Délesté du facteur PAM, devenu encombrant, l’ancien député de Rhmana est plus que jamais au cœur du pouvoir.
Mohammed VI a attendu la victoire des islamistes, au soir du 25 novembre, pour prendre une décision logique : “sortir” son ami Fouad Ali El Himma du PAM pour le nommer conseiller à l’intérieur du cabinet royal. Comme dans une partie d’échecs, il a choisi le moment opportun pour déplacer son pion d’une case à l’autre. Que signifie ce geste ? D’abord que la mission principale du PAM, conçu pour accéder aux affaires après avoir pris le soin de neutraliser les islamistes, est en train de prendre fin. Ensuite, que la situation d’El Himma a besoin d’être régularisée pour permettre à notre ami du roi de continuer d’agiter le champ politique.
Je vous livre mon pronostic : El Himma n’a pas fini de se comporter comme une sorte de roi bis. Ce n’est pas un homme mort. Bien contraire, il continuera d’agiter le drapeau royal, d’une manière directe ou en passant par ses innombrables relais. Il fera ce qu’il a toujours fait, avec la bénédiction de son ami le roi. Ce qui change, c’est qu’il n’agira plus en tant que “numéro 18 du PAM” (bien qu’il en soit le fondateur et le leader naturel, El Himma s’est toujours présenté comme le numéro 18 sur la liste des dirigeants du PAM !), ce que personne n’a jamais pris au sérieux, mais en sa nouvelle qualité de conseiller royal. Le fond reste le même mais l’emballage n’est plus le même. El Himma sort par la fenêtre pour revenir par la grande porte. Délesté du facteur PAM, qui ressemble aujourd’hui à un fardeau, l’ancien député de Rhmana se situe plus que jamais au cœur du pouvoir.
La nomination d’El Himma devient ainsi une manière de légitimer son action, sans plus. C’est aussi une manière de la clarifier, voire de la moraliser. Et là, j’ouvre une parenthèse pour rappeler ce que nous écrivions, dans ces mêmes colonnes, en juillet dernier : “Si le roi, et c’est son droit le plus absolu, a besoin des services d’El Himma, il peut toujours l’intégrer au sein de son cabinet de conseillers. Personne n’y trouverait à redire, du moment que le roi peut s’entourer de qui il veut”.

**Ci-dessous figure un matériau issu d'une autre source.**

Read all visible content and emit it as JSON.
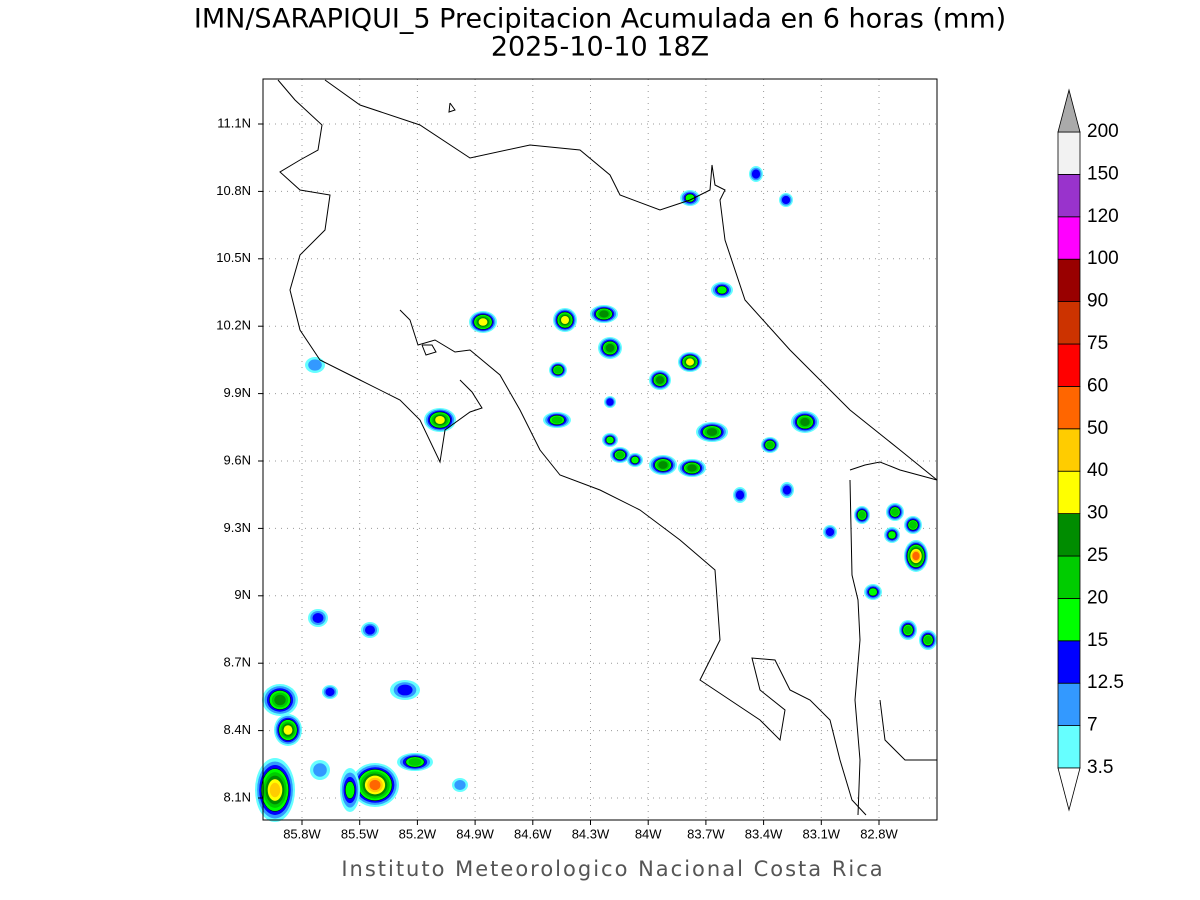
{
  "header": {
    "title": "IMN/SARAPIQUI_5 Precipitacion Acumulada en 6 horas (mm)",
    "subtitle": "2025-10-10 18Z"
  },
  "map": {
    "lon_labels": [
      "85.8W",
      "85.5W",
      "85.2W",
      "84.9W",
      "84.6W",
      "84.3W",
      "84W",
      "83.7W",
      "83.4W",
      "83.1W",
      "82.8W"
    ],
    "lat_labels": [
      "11.1N",
      "10.8N",
      "10.5N",
      "10.2N",
      "9.9N",
      "9.6N",
      "9.3N",
      "9N",
      "8.7N",
      "8.4N",
      "8.1N"
    ]
  },
  "colorbar": {
    "labels": [
      "3.5",
      "7",
      "12.5",
      "15",
      "20",
      "25",
      "30",
      "40",
      "50",
      "60",
      "75",
      "90",
      "100",
      "120",
      "150",
      "200"
    ],
    "colors": [
      "#66ffff",
      "#3399ff",
      "#0000ff",
      "#00ff00",
      "#00cc00",
      "#008c00",
      "#ffff00",
      "#ffcc00",
      "#ff6600",
      "#ff0000",
      "#cc3300",
      "#990000",
      "#ff00ff",
      "#9933cc",
      "#f2f2f2"
    ],
    "over_color": "#aaaaaa",
    "under_color": "#ffffff"
  },
  "footer": "Instituto Meteorologico Nacional Costa Rica"
}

La meilleure manière d’appréhender cette nomination est de la considérer dans son contexte global. Ce n’est pas un acte isolé puisque le roi a déjà intégré au sein de son cabinet des éléments comme Yassir Zenagui, actuel ministre du Tourisme et financier de première main, ou Abdeltif Menouni, Monsieur Constitution. Ajoutées aux Moâtassim, Chraïbi, Kabbaj et bien d’autres, les nouvelles “recrues” viennent compléter le casting d’une sorte de gouvernement bis regroupé autour du roi. Ainsi constituée, la nouvelle garde rapprochée aura pour mission de gouverner parallèlement aux islamistes. Elle sera chargée de porter la vision royale, voire, au besoin, d’inhiber ou de contrecarrer les actions du futur gouvernement PJD.
S’il y a un sens à donner à tout cela, c’est peut-être celui-ci : le Pouvoir est en train de se réorganiser à grande vitesse depuis l’arrivée des islamistes aux affaires. Et le roi est en première ligne. Ce n’est pas un hasard si Mohammed VI a reçu le nouveau Chef du gouvernement à Midelt. Cette petite localité coincée aux pieds du Moyen-Atlas a été, en 2010, le théâtre du plus grand scandale lié à la gestion locale du PJD. Le roi aurait pu interrompre sa tournée à Midelt pour recevoir Abdelilah Benkirane à Rabat, conformément à une certaine coutume makhzénienne. Il ne l’a pas fait, préférant au contraire installer Benkirane à Midelt même, alors qu’il avait les moyens de déplacer le cérémonial à Fès ou Meknès, principales villes impériales de la région. Dans la foulée, et avant même la constitution du gouvernement Benkirane, le roi a pris les devants pour installer, par une série de dahirs, les nouveaux ambassadeurs du royaume. Ce qui viole, au passage, l’esprit de la nouvelle Constitution, censée apporter plus de pouvoir au Chef du gouvernement.
En bref, Mohammed VI a choisi de marquer son territoire. Les islamistes sont aux affaires et le roi est en train de leur rappeler, à eux comme à nous, que c’est lui qui garde l’essentiel du pouvoir.